Vladyslav Chushenko

Personal information
- Full name: Vladyslav Serhiyovych Chushenko
- Date of birth: 27 October 2000 (age 25)
- Place of birth: Kyiv, Ukraine
- Height: 1.80 m (5 ft 11 in)
- Position: Left-back

Team information
- Current team: Prykarpattia-Blago
- Number: 27

Youth career
- 2009–2010: Arsenal Kyiv
- 2010–2013: CSKA Kyiv
- 2013–2015: Arsenal Kyiv
- 2015: CSKA Kyiv
- 2015–2019: Kolos Kovalivka

Senior career*
- Years: Team / Apps / (Gls)
- 2019–2020: Kolos Kovalivka / 0 / (0)
- 2020–2023: Mynai / 1 / (0)
- 2021–2022: → Uzhhorod (loan) / 15 / (0)
- 2022–2023: → Mariupol (loan) / 18 / (0)
- 2023–2025: Podillya Khmelnytskyi / 30 / (0)
- 2025–: Prykarpattia-Blaho / 26 / (2)

= Vladyslav Chushenko =

Ukrainian footballer

Vladyslav Serhiyovych Chushenko (Владислав Сергійович Чушенко; born 27 October 2000) is a Ukrainian professional footballer who plays as a left-back for Prykarpattia-Blago.

==Career==
Born in Kyiv, Chushenko is a product of the local Arsenal Kyiv, CSKA Kyiv and Kolos Kovalivka youth sportive school systems.

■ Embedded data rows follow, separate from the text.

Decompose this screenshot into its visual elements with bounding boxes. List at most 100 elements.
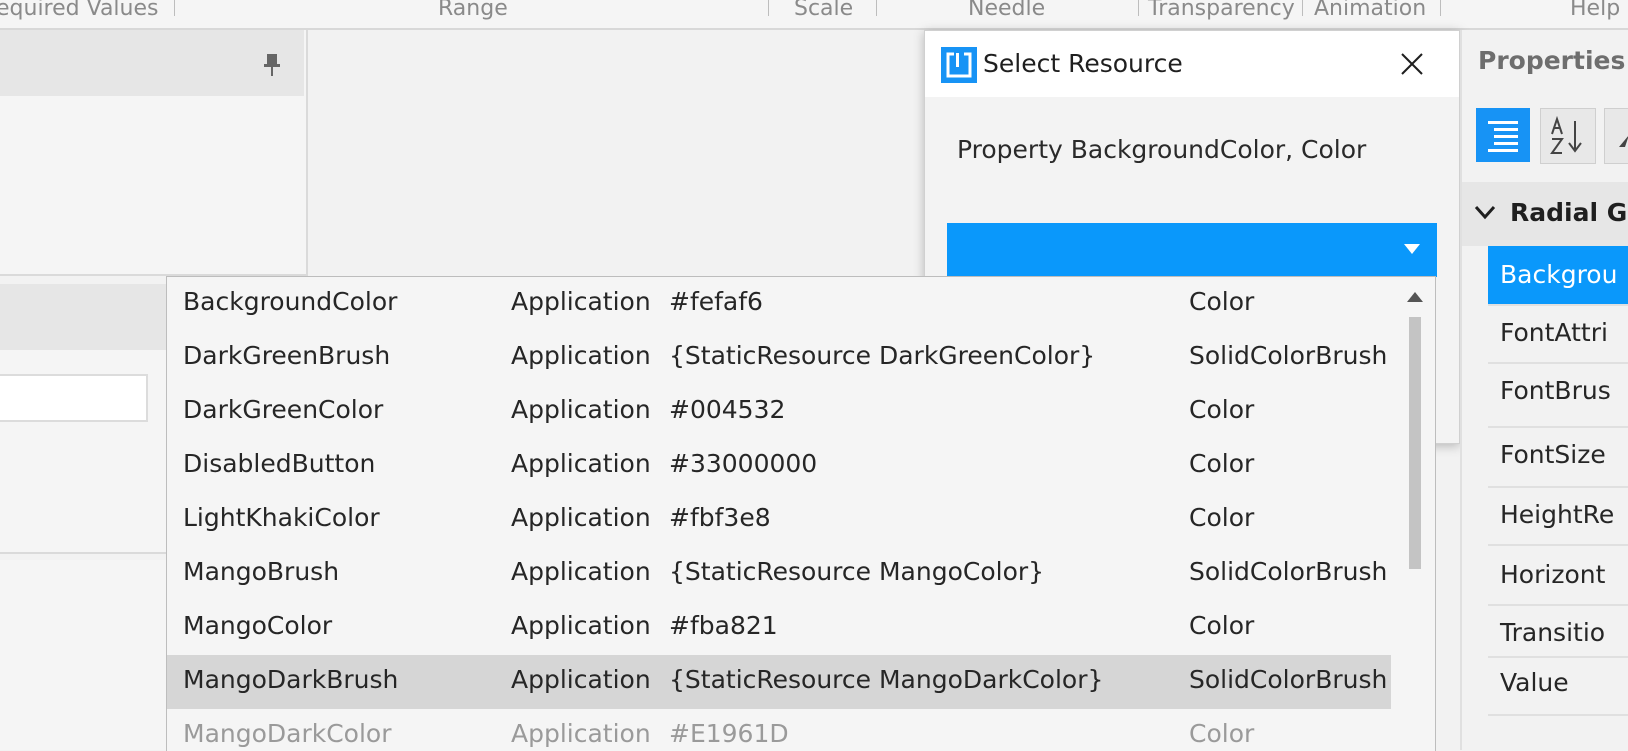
resource-type: Color <box>1189 287 1255 316</box>
resource-scope: Application <box>511 503 651 532</box>
resource-type: Color <box>1189 449 1255 478</box>
ribbon-group-required-values[interactable]: equired Values <box>0 0 159 21</box>
ribbon-group-transparency[interactable]: Transparency <box>1148 0 1295 21</box>
events-view-button[interactable] <box>1604 108 1628 164</box>
chevron-down-icon <box>1404 244 1420 254</box>
resource-name: DisabledButton <box>183 449 376 478</box>
sort-az-icon <box>1550 115 1582 154</box>
resource-name: MangoDarkColor <box>183 719 392 748</box>
resource-value: #33000000 <box>669 449 818 478</box>
ribbon-separator <box>1302 0 1303 16</box>
resource-value: #004532 <box>669 395 786 424</box>
ribbon-separator <box>1440 0 1441 16</box>
property-row[interactable]: FontBrus <box>1488 364 1628 428</box>
resource-value: {StaticResource MangoDarkColor} <box>669 665 1104 694</box>
list-scrollbar[interactable] <box>1403 277 1427 751</box>
property-name: Horizont <box>1500 560 1606 589</box>
resource-type: Color <box>1189 503 1255 532</box>
ribbon-group-animation[interactable]: Animation <box>1314 0 1426 21</box>
resource-type: Color <box>1189 395 1255 424</box>
toolbox-pane-header <box>0 30 304 96</box>
category-header[interactable]: Radial Ga <box>1462 182 1628 246</box>
list-item[interactable]: MangoColor Application #fba821 Color <box>167 601 1391 655</box>
properties-title: Properties <box>1478 46 1626 75</box>
resource-value: #fefaf6 <box>669 287 763 316</box>
resource-value: #fbf3e8 <box>669 503 771 532</box>
dialog-title: Select Resource <box>983 49 1183 78</box>
ribbon-separator <box>876 0 877 16</box>
sort-alphabetical-button[interactable] <box>1540 108 1596 164</box>
resource-value: #fba821 <box>669 611 778 640</box>
resource-type: SolidColorBrush <box>1189 557 1388 586</box>
resource-scope: Application <box>511 557 651 586</box>
properties-pane: Properties Radial Ga Backgrou F <box>1460 30 1628 750</box>
resource-scope: Application <box>511 611 651 640</box>
ribbon-group-help[interactable]: Help <box>1570 0 1620 21</box>
property-row[interactable]: Horizont <box>1488 546 1628 606</box>
scroll-up-icon[interactable] <box>1406 291 1424 303</box>
list-item[interactable]: MangoBrush Application {StaticResource M… <box>167 547 1391 601</box>
app-icon <box>941 47 977 83</box>
resource-type: SolidColorBrush <box>1189 341 1388 370</box>
resource-scope: Application <box>511 665 651 694</box>
close-icon[interactable] <box>1397 49 1427 79</box>
resource-scope: Application <box>511 287 651 316</box>
property-row[interactable]: FontSize <box>1488 428 1628 488</box>
list-item[interactable]: MangoDarkColor Application #E1961D Color <box>167 709 1391 751</box>
category-label: Radial Ga <box>1510 198 1628 227</box>
resource-value: #E1961D <box>669 719 789 748</box>
resource-name: BackgroundColor <box>183 287 398 316</box>
ribbon-group-needle[interactable]: Needle <box>968 0 1045 21</box>
property-name: Value <box>1500 668 1569 697</box>
resource-scope: Application <box>511 449 651 478</box>
pin-icon[interactable] <box>264 54 280 76</box>
resource-type: Color <box>1189 719 1255 748</box>
resource-combobox[interactable] <box>947 223 1437 277</box>
list-item[interactable]: LightKhakiColor Application #fbf3e8 Colo… <box>167 493 1391 547</box>
property-name: HeightRe <box>1500 500 1615 529</box>
resource-scope: Application <box>511 719 651 748</box>
resource-value: {StaticResource MangoColor} <box>669 557 1045 586</box>
property-row[interactable]: FontAttri <box>1488 304 1628 364</box>
list-item[interactable]: DisabledButton Application #33000000 Col… <box>167 439 1391 493</box>
list-item[interactable]: BackgroundColor Application #fefaf6 Colo… <box>167 277 1391 331</box>
solution-search-input[interactable] <box>0 374 148 422</box>
ribbon-separator <box>1138 0 1139 16</box>
lightning-icon <box>1619 136 1628 147</box>
property-row[interactable]: Value <box>1488 658 1628 716</box>
output-pane <box>0 560 170 750</box>
property-name: Transitio <box>1500 618 1606 647</box>
resource-name: DarkGreenBrush <box>183 341 391 370</box>
dialog-titlebar: Select Resource <box>925 31 1459 97</box>
resource-scope: Application <box>511 395 651 424</box>
resource-type: Color <box>1189 611 1255 640</box>
ribbon-separator <box>174 0 175 16</box>
list-item[interactable]: DarkGreenBrush Application {StaticResour… <box>167 331 1391 385</box>
property-name: Backgrou <box>1500 260 1618 289</box>
ribbon-bar: equired Values Range Scale Needle Transp… <box>0 0 1628 30</box>
categorized-list-icon <box>1488 121 1518 152</box>
property-name: FontSize <box>1500 440 1606 469</box>
property-name: FontAttri <box>1500 318 1608 347</box>
resource-name: MangoDarkBrush <box>183 665 399 694</box>
resource-scope: Application <box>511 341 651 370</box>
property-row[interactable]: HeightRe <box>1488 488 1628 546</box>
list-item[interactable]: DarkGreenColor Application #004532 Color <box>167 385 1391 439</box>
categorized-view-button[interactable] <box>1476 108 1530 162</box>
ribbon-separator <box>768 0 769 16</box>
resource-value: {StaticResource DarkGreenColor} <box>669 341 1096 370</box>
resource-type: SolidColorBrush <box>1189 665 1388 694</box>
resource-name: MangoColor <box>183 611 333 640</box>
resource-name: DarkGreenColor <box>183 395 384 424</box>
resource-dropdown-list: BackgroundColor Application #fefaf6 Colo… <box>166 276 1436 751</box>
property-row-selected[interactable]: Backgrou <box>1488 246 1628 306</box>
resource-name: MangoBrush <box>183 557 340 586</box>
list-item-selected[interactable]: MangoDarkBrush Application {StaticResour… <box>167 655 1391 709</box>
scroll-thumb[interactable] <box>1409 317 1421 569</box>
ribbon-group-range[interactable]: Range <box>438 0 508 21</box>
property-row[interactable]: Transitio <box>1488 606 1628 658</box>
ribbon-group-scale[interactable]: Scale <box>794 0 853 21</box>
property-name: FontBrus <box>1500 376 1611 405</box>
property-description: Property BackgroundColor, Color <box>957 135 1367 164</box>
resource-name: LightKhakiColor <box>183 503 380 532</box>
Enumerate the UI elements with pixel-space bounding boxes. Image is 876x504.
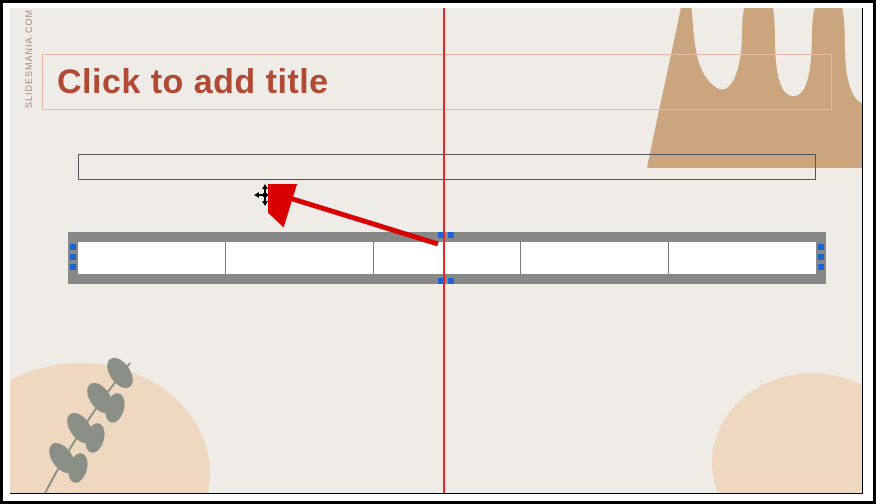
resize-handle-right[interactable] [818,264,824,270]
drag-ghost-outline [78,154,816,180]
resize-handle-top[interactable] [448,232,454,238]
resize-handle-bottom[interactable] [438,278,444,284]
table-cell[interactable] [374,242,522,274]
table-cell[interactable] [78,242,226,274]
leaf-decoration [20,343,160,494]
resize-handle-bottom[interactable] [448,278,454,284]
table-row[interactable] [78,242,816,274]
resize-handle-right[interactable] [818,244,824,250]
blob-bottom-left-decoration [10,363,210,494]
table-object[interactable] [68,232,826,284]
table-cell[interactable] [226,242,374,274]
table-cell[interactable] [669,242,816,274]
resize-handle-top[interactable] [438,232,444,238]
resize-handle-right[interactable] [818,254,824,260]
table-cell[interactable] [521,242,669,274]
watermark-text: SLIDESMANIA.COM [24,9,34,108]
blob-bottom-right-decoration [712,373,863,494]
resize-handle-left[interactable] [70,264,76,270]
move-cursor-icon [254,184,276,206]
resize-handle-left[interactable] [70,244,76,250]
slide-canvas[interactable]: SLIDESMANIA.COM Click to add title [10,8,863,494]
resize-handle-left[interactable] [70,254,76,260]
title-placeholder[interactable]: Click to add title [42,54,832,110]
title-placeholder-text: Click to add title [57,63,329,102]
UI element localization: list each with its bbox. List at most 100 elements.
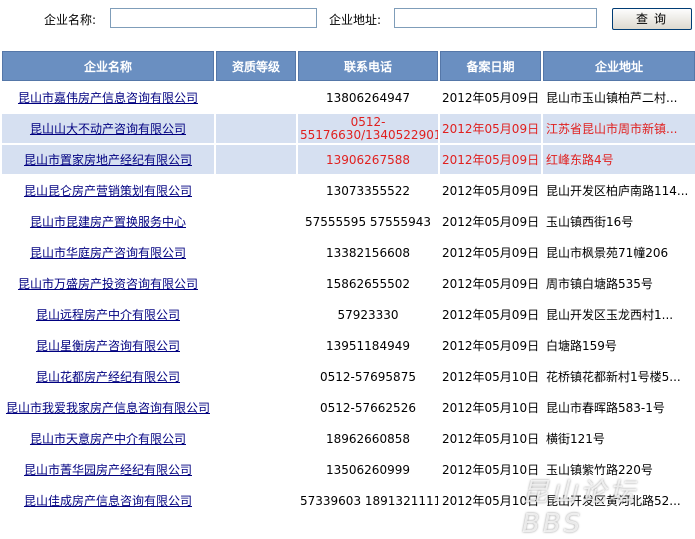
company-link[interactable]: 昆山市万盛房产投资咨询有限公司 bbox=[18, 277, 198, 291]
company-link[interactable]: 昆山佳成房产信息咨询有限公司 bbox=[24, 494, 192, 508]
phone-cell: 15862655502 bbox=[298, 269, 438, 298]
table-row: 昆山远程房产中介有限公司 57923330 2012年05月09日 昆山开发区玉龙西村… bbox=[2, 300, 695, 329]
table-row: 昆山山大不动产咨询有限公司 0512- 55176630/13405229017 20… bbox=[2, 114, 695, 143]
company-link[interactable]: 昆山市我爱我家房产信息咨询有限公司 bbox=[6, 401, 210, 415]
qualification-cell bbox=[216, 424, 296, 453]
company-name-cell: 昆山市嘉伟房产信息咨询有限公司 bbox=[2, 83, 214, 112]
company-name-cell: 昆山市昆建房产置换服务中心 bbox=[2, 207, 214, 236]
table-row: 昆山市万盛房产投资咨询有限公司 15862655502 2012年05月09日 周市镇… bbox=[2, 269, 695, 298]
search-button[interactable]: 查询 bbox=[612, 8, 692, 30]
phone-cell: 57555595 57555943 bbox=[298, 207, 438, 236]
company-name-cell: 昆山市万盛房产投资咨询有限公司 bbox=[2, 269, 214, 298]
company-name-cell: 昆山星衡房产咨询有限公司 bbox=[2, 331, 214, 360]
qualification-cell bbox=[216, 331, 296, 360]
company-link[interactable]: 昆山远程房产中介有限公司 bbox=[36, 308, 180, 322]
phone-cell: 0512-57662526 bbox=[298, 393, 438, 422]
company-link[interactable]: 昆山昆仑房产营销策划有限公司 bbox=[24, 184, 192, 198]
company-address-input[interactable] bbox=[394, 8, 597, 28]
address-cell: 白塘路159号 bbox=[543, 331, 695, 360]
date-cell: 2012年05月09日 bbox=[440, 269, 541, 298]
company-name-cell: 昆山佳成房产信息咨询有限公司 bbox=[2, 486, 214, 515]
address-cell: 红峰东路4号 bbox=[543, 145, 695, 174]
qualification-cell bbox=[216, 486, 296, 515]
header-phone: 联系电话 bbox=[298, 51, 438, 81]
header-company-name: 企业名称 bbox=[2, 51, 214, 81]
header-address: 企业地址 bbox=[543, 51, 695, 81]
address-cell: 昆山市玉山镇柏芦二村... bbox=[543, 83, 695, 112]
phone-cell: 13806264947 bbox=[298, 83, 438, 112]
table-row: 昆山市置家房地产经纪有限公司 13906267588 2012年05月09日 红峰东路… bbox=[2, 145, 695, 174]
qualification-cell bbox=[216, 145, 296, 174]
date-cell: 2012年05月09日 bbox=[440, 83, 541, 112]
date-cell: 2012年05月09日 bbox=[440, 331, 541, 360]
date-cell: 2012年05月09日 bbox=[440, 176, 541, 205]
phone-cell: 0512- 55176630/13405229017 bbox=[298, 114, 438, 143]
company-name-cell: 昆山市置家房地产经纪有限公司 bbox=[2, 145, 214, 174]
company-link[interactable]: 昆山市菁华园房产经纪有限公司 bbox=[24, 463, 192, 477]
address-cell: 横街121号 bbox=[543, 424, 695, 453]
company-address-label: 企业地址: bbox=[329, 13, 382, 27]
table-row: 昆山市天意房产中介有限公司 18962660858 2012年05月10日 横街121… bbox=[2, 424, 695, 453]
phone-cell: 13906267588 bbox=[298, 145, 438, 174]
company-name-cell: 昆山远程房产中介有限公司 bbox=[2, 300, 214, 329]
company-name-cell: 昆山昆仑房产营销策划有限公司 bbox=[2, 176, 214, 205]
address-cell: 江苏省昆山市周市新镇... bbox=[543, 114, 695, 143]
qualification-cell bbox=[216, 300, 296, 329]
company-name-cell: 昆山市华庭房产咨询有限公司 bbox=[2, 238, 214, 267]
table-row: 昆山市昆建房产置换服务中心 57555595 57555943 2012年05月09… bbox=[2, 207, 695, 236]
search-bar: 企业名称: 企业地址: 查询 bbox=[0, 0, 695, 42]
company-link[interactable]: 昆山星衡房产咨询有限公司 bbox=[36, 339, 180, 353]
table-header-row: 企业名称 资质等级 联系电话 备案日期 企业地址 bbox=[2, 51, 695, 81]
date-cell: 2012年05月10日 bbox=[440, 393, 541, 422]
phone-cell: 57923330 bbox=[298, 300, 438, 329]
company-link[interactable]: 昆山市嘉伟房产信息咨询有限公司 bbox=[18, 91, 198, 105]
watermark: 昆山论坛 BBS bbox=[522, 478, 639, 539]
date-cell: 2012年05月09日 bbox=[440, 114, 541, 143]
phone-cell: 13951184949 bbox=[298, 331, 438, 360]
phone-cell: 13073355522 bbox=[298, 176, 438, 205]
date-cell: 2012年05月09日 bbox=[440, 207, 541, 236]
qualification-cell bbox=[216, 393, 296, 422]
company-name-input[interactable] bbox=[110, 8, 317, 28]
company-link[interactable]: 昆山市天意房产中介有限公司 bbox=[30, 432, 186, 446]
address-cell: 昆山开发区玉龙西村1... bbox=[543, 300, 695, 329]
header-qualification: 资质等级 bbox=[216, 51, 296, 81]
phone-cell: 13382156608 bbox=[298, 238, 438, 267]
date-cell: 2012年05月10日 bbox=[440, 362, 541, 391]
company-name-label: 企业名称: bbox=[44, 13, 97, 27]
qualification-cell bbox=[216, 114, 296, 143]
table-row: 昆山星衡房产咨询有限公司 13951184949 2012年05月09日 白塘路159… bbox=[2, 331, 695, 360]
qualification-cell bbox=[216, 176, 296, 205]
table-row: 昆山市嘉伟房产信息咨询有限公司 13806264947 2012年05月09日 昆山市… bbox=[2, 83, 695, 112]
company-link[interactable]: 昆山市昆建房产置换服务中心 bbox=[30, 215, 186, 229]
company-link[interactable]: 昆山花都房产经纪有限公司 bbox=[36, 370, 180, 384]
company-link[interactable]: 昆山山大不动产咨询有限公司 bbox=[30, 122, 186, 136]
date-cell: 2012年05月10日 bbox=[440, 424, 541, 453]
company-link[interactable]: 昆山市置家房地产经纪有限公司 bbox=[24, 153, 192, 167]
phone-cell: 57339603 18913211110 bbox=[298, 486, 438, 515]
phone-cell: 0512-57695875 bbox=[298, 362, 438, 391]
header-date: 备案日期 bbox=[440, 51, 541, 81]
company-name-cell: 昆山山大不动产咨询有限公司 bbox=[2, 114, 214, 143]
company-name-cell: 昆山市我爱我家房产信息咨询有限公司 bbox=[2, 393, 214, 422]
company-table: 企业名称 资质等级 联系电话 备案日期 企业地址 昆山市嘉伟房产信息咨询有限公司… bbox=[0, 49, 695, 517]
address-cell: 玉山镇西街16号 bbox=[543, 207, 695, 236]
qualification-cell bbox=[216, 238, 296, 267]
date-cell: 2012年05月09日 bbox=[440, 145, 541, 174]
table-row: 昆山花都房产经纪有限公司 0512-57695875 2012年05月10日 花桥镇花… bbox=[2, 362, 695, 391]
address-cell: 周市镇白塘路535号 bbox=[543, 269, 695, 298]
qualification-cell bbox=[216, 362, 296, 391]
table-row: 昆山市华庭房产咨询有限公司 13382156608 2012年05月09日 昆山市枫景… bbox=[2, 238, 695, 267]
qualification-cell bbox=[216, 269, 296, 298]
qualification-cell bbox=[216, 207, 296, 236]
address-cell: 昆山开发区柏庐南路114... bbox=[543, 176, 695, 205]
phone-cell: 13506260999 bbox=[298, 455, 438, 484]
company-link[interactable]: 昆山市华庭房产咨询有限公司 bbox=[30, 246, 186, 260]
date-cell: 2012年05月09日 bbox=[440, 300, 541, 329]
address-cell: 昆山市春晖路583-1号 bbox=[543, 393, 695, 422]
company-name-cell: 昆山市天意房产中介有限公司 bbox=[2, 424, 214, 453]
table-row: 昆山市我爱我家房产信息咨询有限公司 0512-57662526 2012年05月10… bbox=[2, 393, 695, 422]
address-cell: 花桥镇花都新村1号楼5... bbox=[543, 362, 695, 391]
qualification-cell bbox=[216, 455, 296, 484]
qualification-cell bbox=[216, 83, 296, 112]
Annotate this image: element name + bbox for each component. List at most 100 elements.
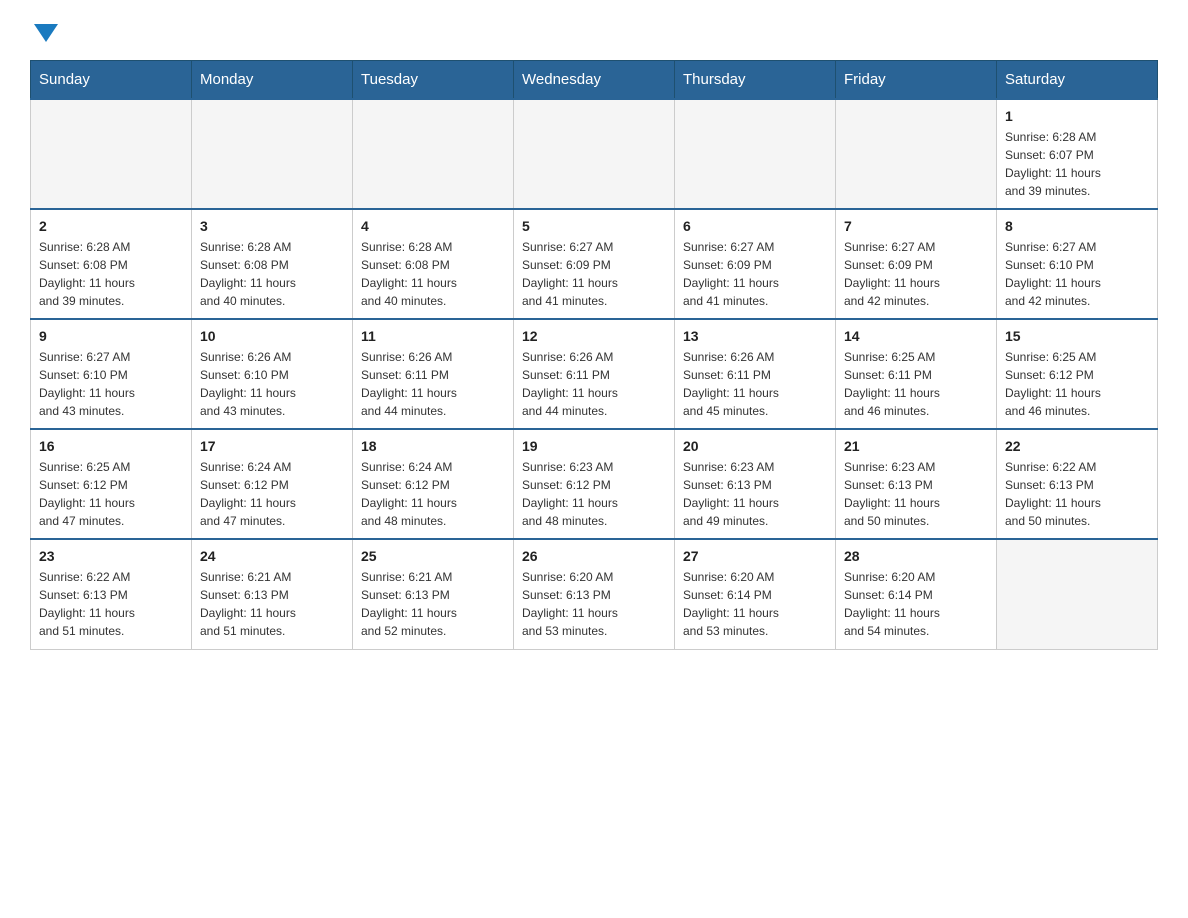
calendar-cell: 11 Sunrise: 6:26 AMSunset: 6:11 PMDayligh…	[353, 319, 514, 429]
day-number: 28	[844, 548, 988, 564]
calendar-cell	[675, 99, 836, 209]
calendar-cell: 15 Sunrise: 6:25 AMSunset: 6:12 PMDayligh…	[997, 319, 1158, 429]
calendar-cell: 8 Sunrise: 6:27 AMSunset: 6:10 PMDaylight…	[997, 209, 1158, 319]
day-info: Sunrise: 6:25 AMSunset: 6:12 PMDaylight:…	[39, 458, 183, 530]
calendar-cell: 4 Sunrise: 6:28 AMSunset: 6:08 PMDaylight…	[353, 209, 514, 319]
calendar-cell: 25 Sunrise: 6:21 AMSunset: 6:13 PMDayligh…	[353, 539, 514, 649]
calendar-cell: 7 Sunrise: 6:27 AMSunset: 6:09 PMDaylight…	[836, 209, 997, 319]
day-info: Sunrise: 6:23 AMSunset: 6:12 PMDaylight:…	[522, 458, 666, 530]
day-number: 14	[844, 328, 988, 344]
day-of-week-header: Friday	[836, 61, 997, 100]
calendar-cell: 18 Sunrise: 6:24 AMSunset: 6:12 PMDayligh…	[353, 429, 514, 539]
calendar-cell: 6 Sunrise: 6:27 AMSunset: 6:09 PMDaylight…	[675, 209, 836, 319]
day-number: 15	[1005, 328, 1149, 344]
day-number: 11	[361, 328, 505, 344]
day-info: Sunrise: 6:22 AMSunset: 6:13 PMDaylight:…	[1005, 458, 1149, 530]
day-number: 1	[1005, 108, 1149, 124]
week-row: 1 Sunrise: 6:28 AMSunset: 6:07 PMDaylight…	[31, 99, 1158, 209]
day-number: 7	[844, 218, 988, 234]
day-of-week-header: Tuesday	[353, 61, 514, 100]
calendar-cell: 26 Sunrise: 6:20 AMSunset: 6:13 PMDayligh…	[514, 539, 675, 649]
day-of-week-header: Thursday	[675, 61, 836, 100]
calendar-cell: 22 Sunrise: 6:22 AMSunset: 6:13 PMDayligh…	[997, 429, 1158, 539]
day-number: 27	[683, 548, 827, 564]
week-row: 16 Sunrise: 6:25 AMSunset: 6:12 PMDayligh…	[31, 429, 1158, 539]
calendar-cell: 10Sunrise: 6:26 AMSunset: 6:10 PMDayligh…	[192, 319, 353, 429]
day-info: Sunrise: 6:20 AMSunset: 6:14 PMDaylight:…	[683, 568, 827, 640]
day-number: 24	[200, 548, 344, 564]
day-number: 25	[361, 548, 505, 564]
week-row: 2 Sunrise: 6:28 AMSunset: 6:08 PMDaylight…	[31, 209, 1158, 319]
day-info: Sunrise: 6:26 AMSunset: 6:11 PMDaylight:…	[361, 348, 505, 420]
day-info: Sunrise: 6:20 AMSunset: 6:13 PMDaylight:…	[522, 568, 666, 640]
day-number: 16	[39, 438, 183, 454]
day-number: 21	[844, 438, 988, 454]
calendar-cell: 19 Sunrise: 6:23 AMSunset: 6:12 PMDayligh…	[514, 429, 675, 539]
calendar-cell: 16 Sunrise: 6:25 AMSunset: 6:12 PMDayligh…	[31, 429, 192, 539]
day-number: 17	[200, 438, 344, 454]
day-number: 20	[683, 438, 827, 454]
day-info: Sunrise: 6:28 AMSunset: 6:07 PMDaylight:…	[1005, 128, 1149, 200]
day-number: 18	[361, 438, 505, 454]
day-number: 2	[39, 218, 183, 234]
day-info: Sunrise: 6:28 AMSunset: 6:08 PMDaylight:…	[361, 238, 505, 310]
day-info: Sunrise: 6:23 AMSunset: 6:13 PMDaylight:…	[683, 458, 827, 530]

He played for FC Kolos Kovalivka in the Ukrainian Premier League Reserves and was released in September 2020, when signed a contract with FC Mynai in the Ukrainian Premier League. Chushenko made his debut in the Ukrainian Premier League for Mynai on 9 May 2021, playing as the second half-time substituted player in a losing home match against FC Vorskla Poltava.